Tai Ji Quan

Le Tai Ji Quan (Taï Chi Chuan)

Le Tai Ji Quan est un art martial interne. “Interne” parce que  les mouvements se reposent sur les fluides du corps (mouvement global), plus que sur une action volontaire telle que dans la culture sportive (mouvement partitionné). “Martial” car tous les mouvements ont un sens martial pouvant être appliqués de différentes façon. Et en fin “art” car la pratique ouvre sans cesse des portes de recherche et de compréhension.

Il existe plusieurs styles de Tai Ji Quan notamment le Chen (style originel) et le Yang (le plus pratiqué au monde), mais aussi le Sun, deux styles Wu, le style Li… Chaque style ayant plusieurs écoles et chaque école plusieurs lignées, on est rapidement perdu. Pour éviter le piège de la sectorisation/sectairisation, il faut s’en remettre au nom : Tai Ji Quan. La boxe du principe du Tai Ji (le Yin-Yang).

L’étude (quelle que soit le style l’école ou la lignée) se compose de deux activités principales : l’une faite d’enchaînements de mouvements (Tao Lu) exécutés seul(e), à mains nues ou avec armes ; l’autre, sous forme de confrontation sans saisie ni coup (Tui Shou). Dans cette étude, on peut favoriser le mouvement (la fluidité), le circulation interne (Nei Gong), le martial… L’ensemble favorise la compréhension des principes yin-yang de transformation/mutation.

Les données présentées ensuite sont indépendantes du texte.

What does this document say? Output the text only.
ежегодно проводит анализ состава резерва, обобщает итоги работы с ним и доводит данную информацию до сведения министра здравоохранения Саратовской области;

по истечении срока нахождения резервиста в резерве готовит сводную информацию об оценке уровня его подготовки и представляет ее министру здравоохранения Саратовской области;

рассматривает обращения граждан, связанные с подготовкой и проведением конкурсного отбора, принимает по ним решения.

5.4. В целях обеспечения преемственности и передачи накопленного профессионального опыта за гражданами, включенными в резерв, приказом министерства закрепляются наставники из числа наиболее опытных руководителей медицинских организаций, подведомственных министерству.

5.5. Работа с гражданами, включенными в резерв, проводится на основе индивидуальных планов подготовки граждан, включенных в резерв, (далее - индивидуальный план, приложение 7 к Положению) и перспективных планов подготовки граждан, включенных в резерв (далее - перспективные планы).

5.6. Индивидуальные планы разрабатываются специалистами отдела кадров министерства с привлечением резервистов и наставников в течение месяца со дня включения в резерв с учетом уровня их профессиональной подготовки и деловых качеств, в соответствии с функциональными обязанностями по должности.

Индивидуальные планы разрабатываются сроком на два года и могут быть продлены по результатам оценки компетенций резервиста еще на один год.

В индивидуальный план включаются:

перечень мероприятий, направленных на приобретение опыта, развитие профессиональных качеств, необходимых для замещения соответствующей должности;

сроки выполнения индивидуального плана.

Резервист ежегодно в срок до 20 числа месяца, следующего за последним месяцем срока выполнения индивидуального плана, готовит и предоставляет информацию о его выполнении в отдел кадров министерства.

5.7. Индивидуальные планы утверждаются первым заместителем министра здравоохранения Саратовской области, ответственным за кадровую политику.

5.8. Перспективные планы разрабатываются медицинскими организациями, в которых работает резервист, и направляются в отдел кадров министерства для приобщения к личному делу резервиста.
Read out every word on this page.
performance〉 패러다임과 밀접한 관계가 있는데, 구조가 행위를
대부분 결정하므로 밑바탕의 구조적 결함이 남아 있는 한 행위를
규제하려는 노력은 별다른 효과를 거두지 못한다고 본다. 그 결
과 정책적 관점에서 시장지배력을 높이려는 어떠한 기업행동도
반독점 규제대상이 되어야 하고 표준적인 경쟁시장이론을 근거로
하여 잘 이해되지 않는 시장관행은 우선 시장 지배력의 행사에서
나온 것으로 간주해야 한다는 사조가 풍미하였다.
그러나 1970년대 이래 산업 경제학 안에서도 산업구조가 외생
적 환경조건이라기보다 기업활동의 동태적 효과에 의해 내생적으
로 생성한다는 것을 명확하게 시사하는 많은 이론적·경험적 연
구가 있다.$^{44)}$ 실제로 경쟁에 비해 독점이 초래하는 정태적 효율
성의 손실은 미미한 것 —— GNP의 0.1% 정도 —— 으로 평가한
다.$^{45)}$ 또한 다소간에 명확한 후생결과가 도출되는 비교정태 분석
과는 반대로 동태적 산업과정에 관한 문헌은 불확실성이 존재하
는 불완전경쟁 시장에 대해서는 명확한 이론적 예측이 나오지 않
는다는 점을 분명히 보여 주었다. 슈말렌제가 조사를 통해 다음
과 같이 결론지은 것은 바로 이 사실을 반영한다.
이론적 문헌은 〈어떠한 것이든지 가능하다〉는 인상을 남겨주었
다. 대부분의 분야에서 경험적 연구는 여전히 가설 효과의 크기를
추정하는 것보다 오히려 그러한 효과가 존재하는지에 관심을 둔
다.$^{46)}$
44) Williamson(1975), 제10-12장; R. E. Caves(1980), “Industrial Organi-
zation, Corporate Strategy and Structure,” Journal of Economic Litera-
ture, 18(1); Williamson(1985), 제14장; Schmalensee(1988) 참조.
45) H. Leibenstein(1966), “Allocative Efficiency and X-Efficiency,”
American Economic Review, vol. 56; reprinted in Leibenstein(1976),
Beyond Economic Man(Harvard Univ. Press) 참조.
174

Pleins et Déliés propose des cours de Tai Ji Quan au Centre d’Arts Corporels Generation Tao , ailleurs sous forme de stages ou ateliers (cf agenda). Le style Chen qui explore les spirales et l’alternance des mouvements rapides et lents, dans des postures basses et rondes, développe particulièrement une densité énergétique et athlétique (une main de fer dans un gant de soie). Le style Yang qui en est issu, met plutôt l’accent sur la continuité (dérouler le fil de soie). Les styles qui en descendent favorise la sensibilité (Wu) et la mobilité (Sun).

Tao Lu
Il existe une multitude de Tao Lu (dans chaque style). Les Tao Lu sont des “chorégrahies” plus ou moins complexes visant à entraîner le pratiquant sur les deux plans physique et psychique. Ce ne sont que des outils pédagogiques, proche du répertoire technique. La peur de livrer des secrets et le manque de pédagogie occidentale des premiers maîtres chinois a limité leur apport, et réduit l’art à cette partie formelle. Beaucoup de personnes n’étudient que la forme sans en travailler le sens et les principes, malheureusement.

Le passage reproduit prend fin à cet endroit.